In the second PDRA race of the year at Rockingham (NC) this April, Leggett again qualified fourth and again bowed out in round two, but stepped things up a little the next month with a second-place start at Shreveport, Louisiana, though his finish once more came in the second round. It was more of the same late in May at St. Louis, where Leggett qualified third and again exited from round two, and again at Martin, Michigan, in June when he qualified sixth and lost in the quarters. A career-best 3.53 at just over 215 mph qualified Leggett second, mid-July at Budds Creek, Maryland, but his second-round curse followed him there, too.
Everything changed on a hot, humid weekend at Memphis in late-August, however, as Leggett earned his first number-one start in the all-eighth-mile PDRA, then made it all the way to the final round of the 2nd annual PDRA Memphis Drags, where he lost an extremely close, side-by-side race against points leader Jason Scruggs.

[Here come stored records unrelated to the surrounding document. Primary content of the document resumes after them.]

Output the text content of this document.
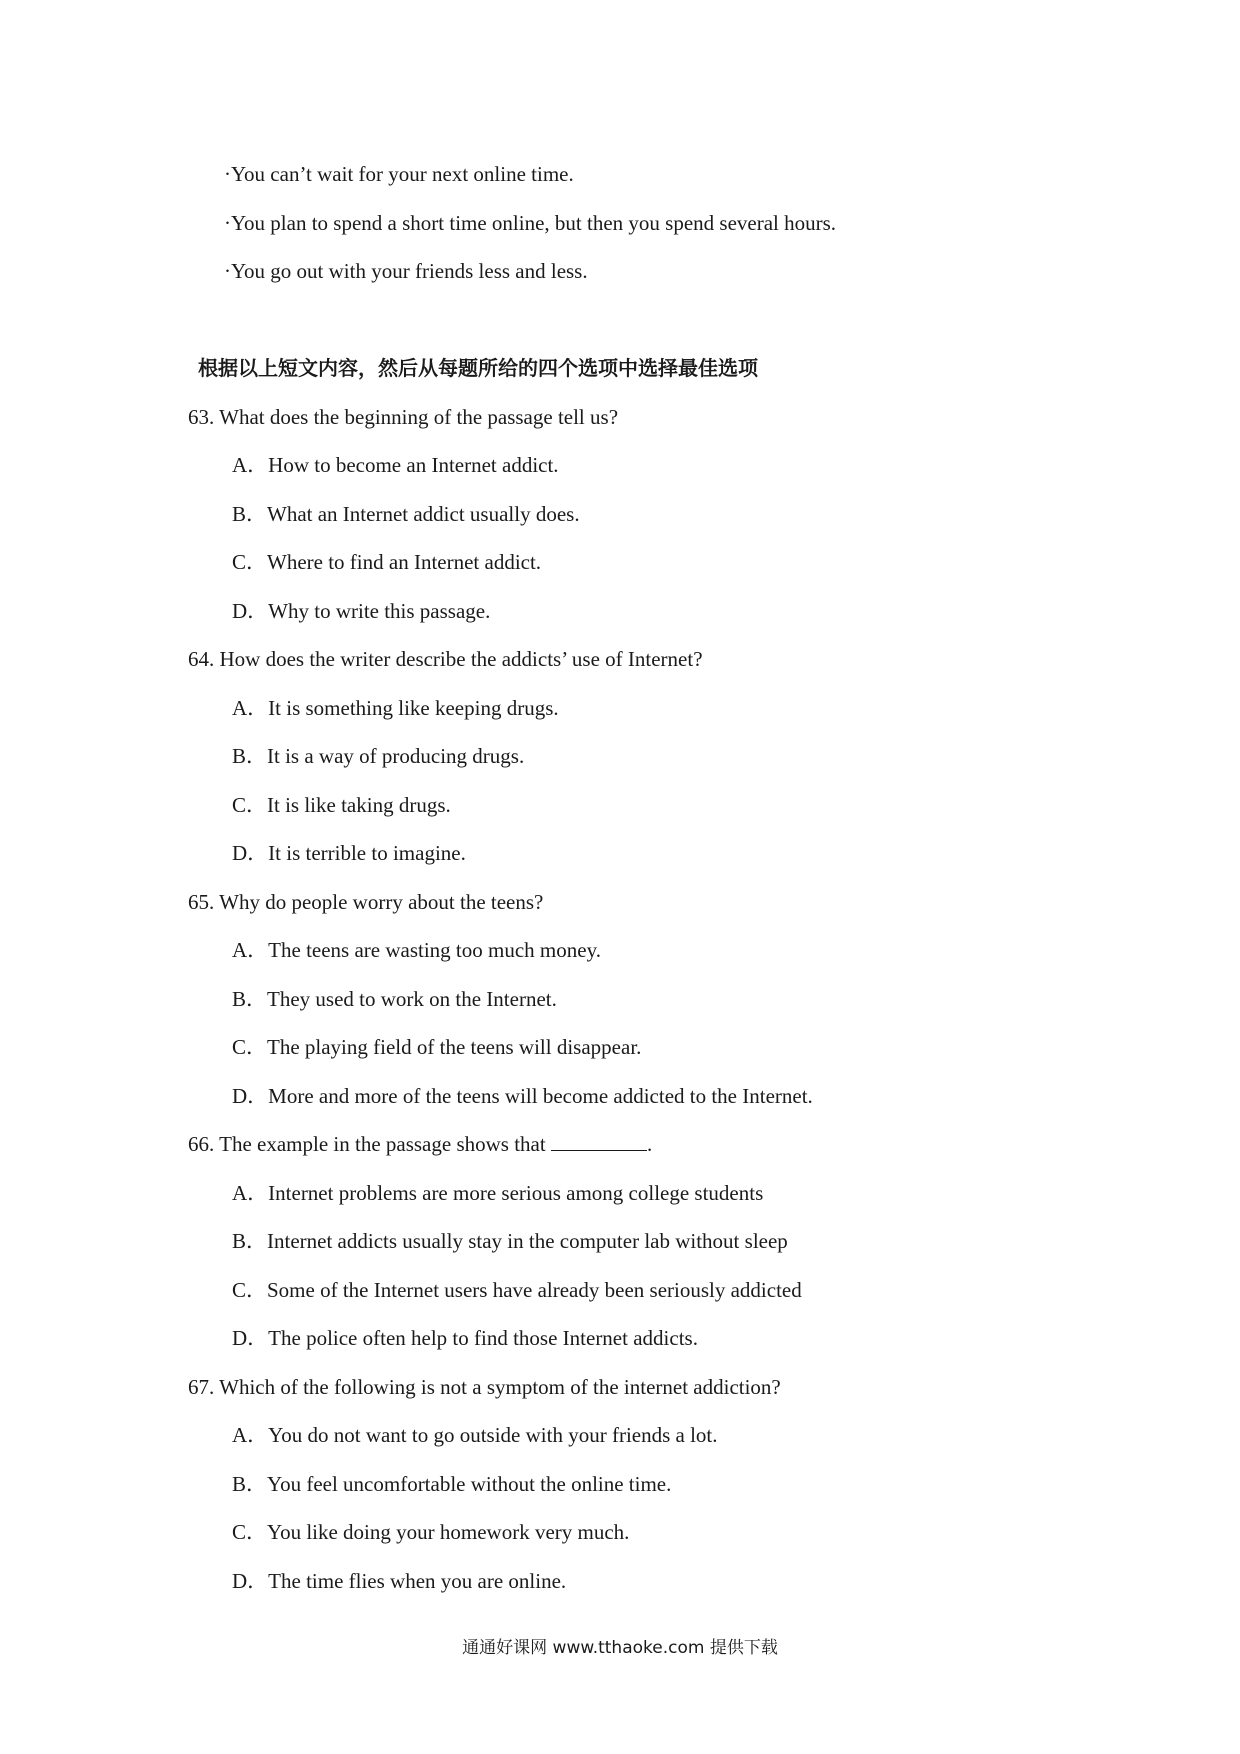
·You can’t wait for your next online time.
·You plan to spend a short time online, but then you spend several hours.
·You go out with your friends less and less.
根据以上短文内容，然后从每题所给的四个选项中选择最佳选项
63. What does the beginning of the passage tell us?
A．How to become an Internet addict.
B．What an Internet addict usually does.
C．Where to find an Internet addict.
D．Why to write this passage.
64. How does the writer describe the addicts’ use of Internet?
A．It is something like keeping drugs.
B．It is a way of producing drugs.
C．It is like taking drugs.
D．It is terrible to imagine.
65. Why do people worry about the teens?
A．The teens are wasting too much money.
B．They used to work on the Internet.
C．The playing field of the teens will disappear.
D．More and more of the teens will become addicted to the Internet.
66. The example in the passage shows that	.
A．Internet problems are more serious among college students
B．Internet addicts usually stay in the computer lab without sleep
C．Some of the Internet users have already been seriously addicted
D．The police often help to find those Internet addicts.
67. Which of the following is not a symptom of the internet addiction?
A．You do not want to go outside with your friends a lot.
B．You feel uncomfortable without the online time.
C．You like doing your homework very much.
D．The time flies when you are online.
通通好课网 www.tthaoke.com 提供下载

“The car is just really, really good. The car is one of the biggest reasons we’ve done well this year. Several people asked me the last race or two where we picked up or what we found. Really we’ve been fast ever since we’ve had this car,” Leggett stressed.

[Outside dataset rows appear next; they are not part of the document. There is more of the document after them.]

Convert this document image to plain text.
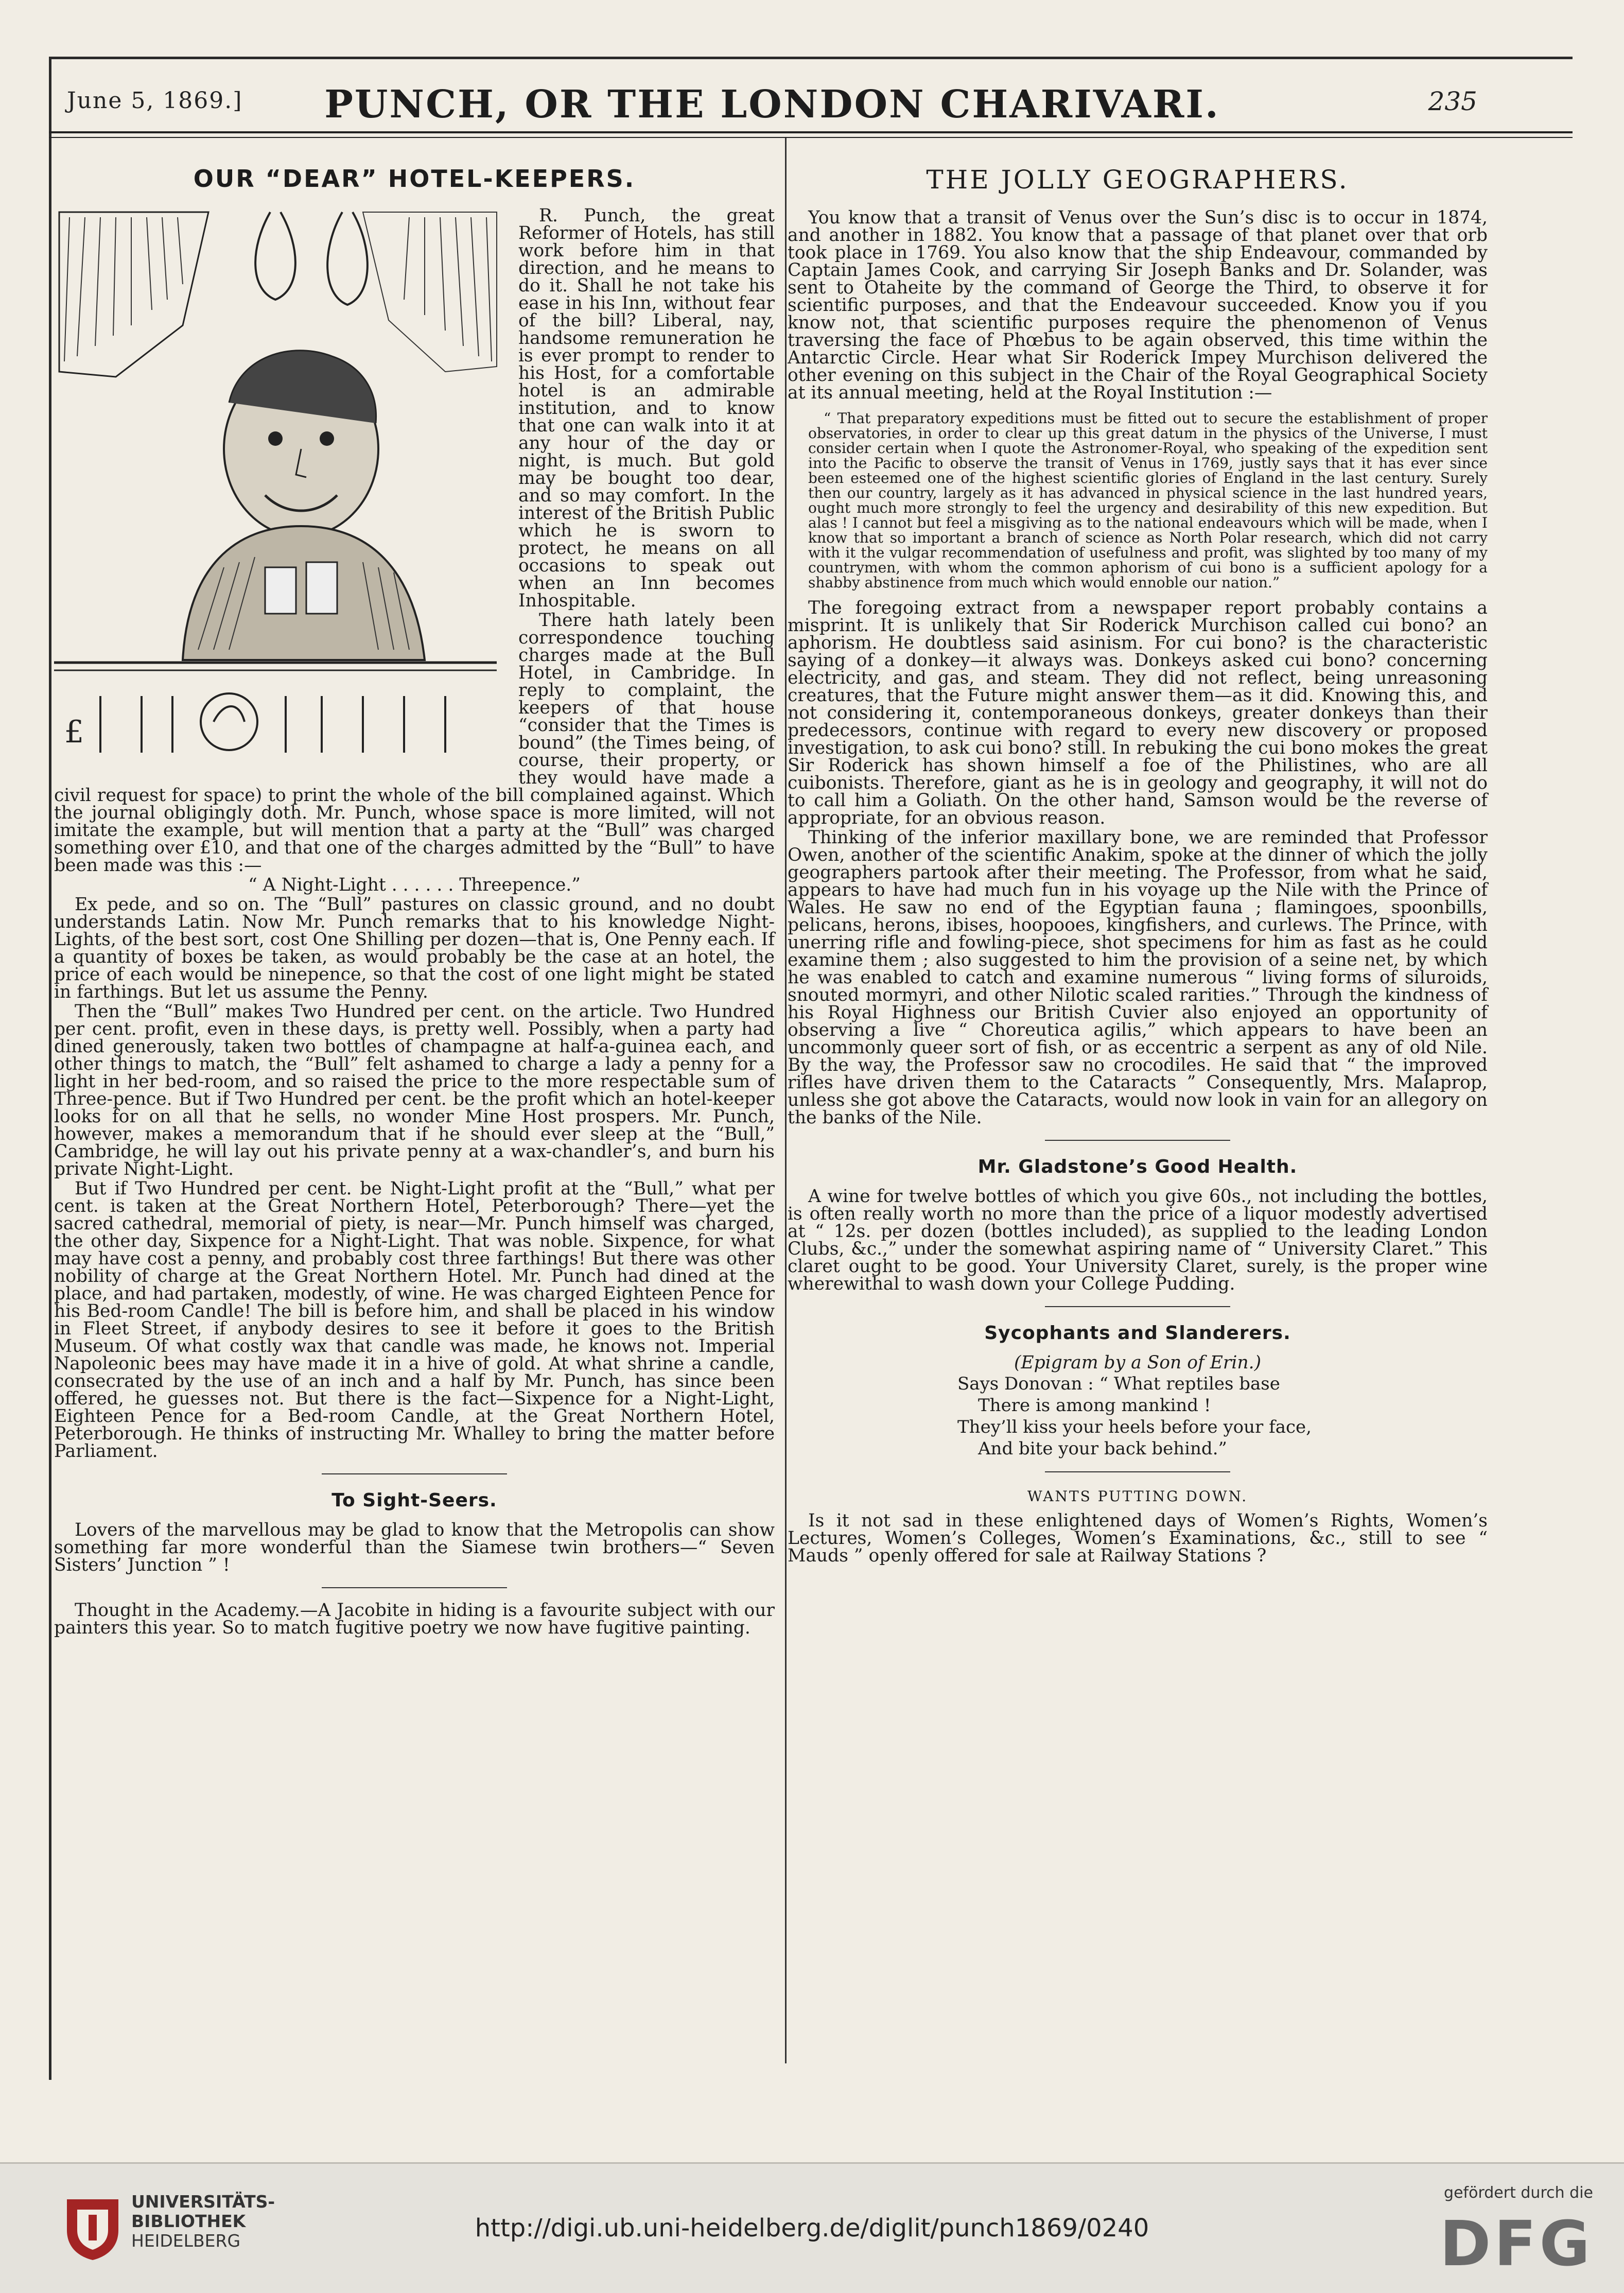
June 5, 1869.]	PUNCH, OR THE LONDON CHARIVARI.	235
OUR “DEAR” HOTEL-KEEPERS.
£

R. Punch, the great Reformer of Hotels, has still work before him in that direction, and he means to do it. Shall he not take his ease in his Inn, without fear of the bill? Liberal, nay, handsome remuneration he is ever prompt to render to his Host, for a comfortable hotel is an admirable institution, and to know that one can walk into it at any hour of the day or night, is much. But gold may be bought too dear, and so may comfort. In the interest of the British Public which he is sworn to protect, he means on all occasions to speak out when an Inn becomes Inhospitable.

There hath lately been correspondence touching charges made at the Bull Hotel, in Cambridge. In reply to complaint, the keepers of that house “consider that the Times is bound” (the Times being, of course, their property, or they would have made a civil request for space) to print the whole of the bill complained against. Which the journal obligingly doth. Mr. Punch, whose space is more limited, will not imitate the example, but will mention that a party at the “Bull” was charged something over £10, and that one of the charges admitted by the “Bull” to have been made was this :—

“ A Night-Light . . . . . . Threepence.”

Ex pede, and so on. The “Bull” pastures on classic ground, and no doubt understands Latin. Now Mr. Punch remarks that to his knowledge Night-Lights, of the best sort, cost One Shilling per dozen—that is, One Penny each. If a quantity of boxes be taken, as would probably be the case at an hotel, the price of each would be ninepence, so that the cost of one light might be stated in farthings. But let us assume the Penny.

Then the “Bull” makes Two Hundred per cent. on the article. Two Hundred per cent. profit, even in these days, is pretty well. Possibly, when a party had dined generously, taken two bottles of champagne at half-a-guinea each, and other things to match, the “Bull” felt ashamed to charge a lady a penny for a light in her bed-room, and so raised the price to the more respectable sum of Three-pence. But if Two Hundred per cent. be the profit which an hotel-keeper looks for on all that he sells, no wonder Mine Host prospers. Mr. Punch, however, makes a memorandum that if he should ever sleep at the “Bull,” Cambridge, he will lay out his private penny at a wax-chandler’s, and burn his private Night-Light.

But if Two Hundred per cent. be Night-Light profit at the “Bull,” what per cent. is taken at the Great Northern Hotel, Peterborough? There—yet the sacred cathedral, memorial of piety, is near—Mr. Punch himself was charged, the other day, Sixpence for a Night-Light. That was noble. Sixpence, for what may have cost a penny, and probably cost three farthings! But there was other nobility of charge at the Great Northern Hotel. Mr. Punch had dined at the place, and had partaken, modestly, of wine. He was charged Eighteen Pence for his Bed-room Candle! The bill is before him, and shall be placed in his window in Fleet Street, if anybody desires to see it before it goes to the British Museum. Of what costly wax that candle was made, he knows not. Imperial Napoleonic bees may have made it in a hive of gold. At what shrine a candle, consecrated by the use of an inch and a half by Mr. Punch, has since been offered, he guesses not. But there is the fact—Sixpence for a Night-Light, Eighteen Pence for a Bed-room Candle, at the Great Northern Hotel, Peterborough. He thinks of instructing Mr. Whalley to bring the matter before Parliament.

To Sight-Seers.

Lovers of the marvellous may be glad to know that the Metropolis can show something far more wonderful than the Siamese twin brothers—“ Seven Sisters’ Junction ” !

Thought in the Academy.—A Jacobite in hiding is a favourite subject with our painters this year. So to match fugitive poetry we now have fugitive painting.

THE JOLLY GEOGRAPHERS.

You know that a transit of Venus over the Sun’s disc is to occur in 1874, and another in 1882. You know that a passage of that planet over that orb took place in 1769. You also know that the ship Endeavour, commanded by Captain James Cook, and carrying Sir Joseph Banks and Dr. Solander, was sent to Otaheite by the command of George the Third, to observe it for scientific purposes, and that the Endeavour succeeded. Know you if you know not, that scientific purposes require the phenomenon of Venus traversing the face of Phœbus to be again observed, this time within the Antarctic Circle. Hear what Sir Roderick Impey Murchison delivered the other evening on this subject in the Chair of the Royal Geographical Society at its annual meeting, held at the Royal Institution :—

“ That preparatory expeditions must be fitted out to secure the establishment of proper observatories, in order to clear up this great datum in the physics of the Universe, I must consider certain when I quote the Astronomer-Royal, who speaking of the expedition sent into the Pacific to observe the transit of Venus in 1769, justly says that it has ever since been esteemed one of the highest scientific glories of England in the last century. Surely then our country, largely as it has advanced in physical science in the last hundred years, ought much more strongly to feel the urgency and desirability of this new expedition. But alas ! I cannot but feel a misgiving as to the national endeavours which will be made, when I know that so important a branch of science as North Polar research, which did not carry with it the vulgar recommendation of usefulness and profit, was slighted by too many of my countrymen, with whom the common aphorism of cui bono is a sufficient apology for a shabby abstinence from much which would ennoble our nation.”

The foregoing extract from a newspaper report probably contains a misprint. It is unlikely that Sir Roderick Murchison called cui bono? an aphorism. He doubtless said asinism. For cui bono? is the characteristic saying of a donkey—it always was. Donkeys asked cui bono? concerning electricity, and gas, and steam. They did not reflect, being unreasoning creatures, that the Future might answer them—as it did. Knowing this, and not considering it, contemporaneous donkeys, greater donkeys than their predecessors, continue with regard to every new discovery or proposed investigation, to ask cui bono? still. In rebuking the cui bono mokes the great Sir Roderick has shown himself a foe of the Philistines, who are all cuibonists. Therefore, giant as he is in geology and geography, it will not do to call him a Goliath. On the other hand, Samson would be the reverse of appropriate, for an obvious reason.

Thinking of the inferior maxillary bone, we are reminded that Professor Owen, another of the scientific Anakim, spoke at the dinner of which the jolly geographers partook after their meeting. The Professor, from what he said, appears to have had much fun in his voyage up the Nile with the Prince of Wales. He saw no end of the Egyptian fauna ; flamingoes, spoonbills, pelicans, herons, ibises, hoopooes, kingfishers, and curlews. The Prince, with unerring rifle and fowling-piece, shot specimens for him as fast as he could examine them ; also suggested to him the provision of a seine net, by which he was enabled to catch and examine numerous “ living forms of siluroids, snouted mormyri, and other Nilotic scaled rarities.” Through the kindness of his Royal Highness our British Cuvier also enjoyed an opportunity of observing a live “ Choreutica agilis,” which appears to have been an uncommonly queer sort of fish, or as eccentric a serpent as any of old Nile. By the way, the Professor saw no crocodiles. He said that “ the improved rifles have driven them to the Cataracts ” Consequently, Mrs. Malaprop, unless she got above the Cataracts, would now look in vain for an allegory on the banks of the Nile.

Mr. Gladstone’s Good Health.

A wine for twelve bottles of which you give 60s., not including the bottles, is often really worth no more than the price of a liquor modestly advertised at “ 12s. per dozen (bottles included), as supplied to the leading London Clubs, &c.,” under the somewhat aspiring name of “ University Claret.” This claret ought to be good. Your University Claret, surely, is the proper wine wherewithal to wash down your College Pudding.

Sycophants and Slanderers.

(Epigram by a Son of Erin.)

Says Donovan : “ What reptiles base
There is among mankind !
They’ll kiss your heels before your face,
And bite your back behind.”
WANTS PUTTING DOWN.

Is it not sad in these enlightened days of Women’s Rights, Women’s Lectures, Women’s Colleges, Women’s Examinations, &c., still to see “ Mauds ” openly offered for sale at Railway Stations ?

UNIVERSITÄTS-
BIBLIOTHEK
HEIDELBERG	http://digi.ub.uni-heidelberg.de/diglit/punch1869/0240
gefördert durch die
DFG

“A lot of our losses can be contributed to my fault. If I could have done a little bit better job of driving I think we could have been a lot more rounds than we’ve been. Our worst qualifying position all year was sixth and we’ve run in the .50s every race this year. It’s really been good. We just haven’t made a lot of rounds until Memphis.”

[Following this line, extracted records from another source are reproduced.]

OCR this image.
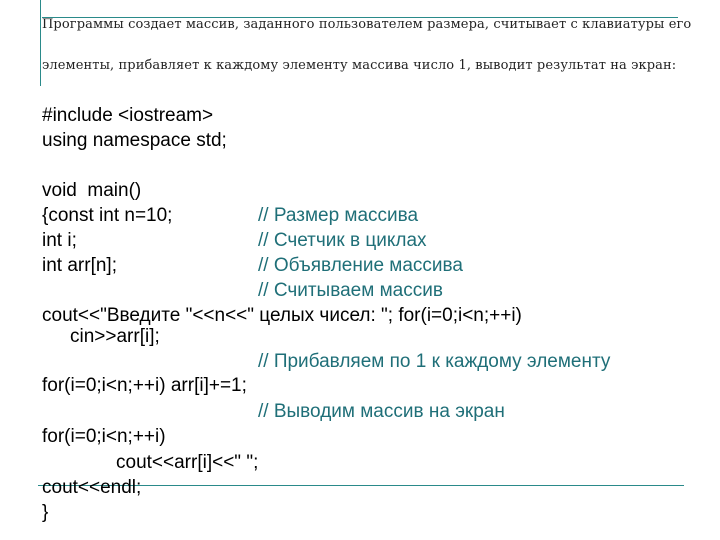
Программы создает массив, заданного пользователем размера, считывает с клавиатуры его
элементы, прибавляет к каждому элементу массива число 1, выводит результат на экран:
#include <iostream>
using namespace std;
void  main()
{const int n=10;
int i;
int arr[n];
cout<<"Введите "<<n<<" целых чисел: "; for(i=0;i<n;++i)
cin>>arr[i];
for(i=0;i<n;++i) arr[i]+=1;
for(i=0;i<n;++i)
cout<<arr[i]<<" ";
cout<<endl;
}
// Размер массива
// Счетчик в циклах
// Объявление массива
// Считываем массив
// Прибавляем по 1 к каждому элементу
// Выводим массив на экран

Although obviously disappointed with the final-round outcome, Leggett insisted “it was a very, very good weekend. We had a really good time, which is more important than anything, but doing good makes you have more fun. It goes hand in hand, I guess.”
Once more, Leggett stressed how well his new car was performing, giving thanks to longtime sponsor Flying A Motorsports and extra credit to engine builder Charlie Buck, as well as his team members.
“Terry Coyle does an astounding job tuning the car. Even more than being a really awesome tuner, him and his fiancée, Kim, are just great people and I love to be around them,” Leggett said. “Todd Magee is a young gentleman that’s helped me now, I don’t even know how many years, a long time. Jeff Smith has helped me race off and on for 30 years. We’ve got some good people with us. Family members, too. My wife goes; she loves to cook. I think she would rather stay home and cook, but when she goes with us she cooks and does her thing, and we all appreciate that.”
Most recently, Leggett qualified eighth for Dragstock XII when the PDRA returned early in September to Rockingham, where he lost in the opening round for the first time this season. Regardless, his performance at the Memphis Drags proved beyond any doubt he and his team are capable of competing with the frontrunners in the world’s quickest and fastest eighth-mile doorslammer class and made him feel like there’s some unfinished business to take care of now.
“We’re really, really going to try to focus on getting a win. We’ve still got one more chance to get a win this season,” Leggett said, referring to the PDRA season ender late in October at Richmond, Virginia. “Me personally, I’ve never won one of these type races, a big race. I’ve done it a lot of years and never had a big win. It sure looks like it would be possible, so we’re going to try to make it happen.”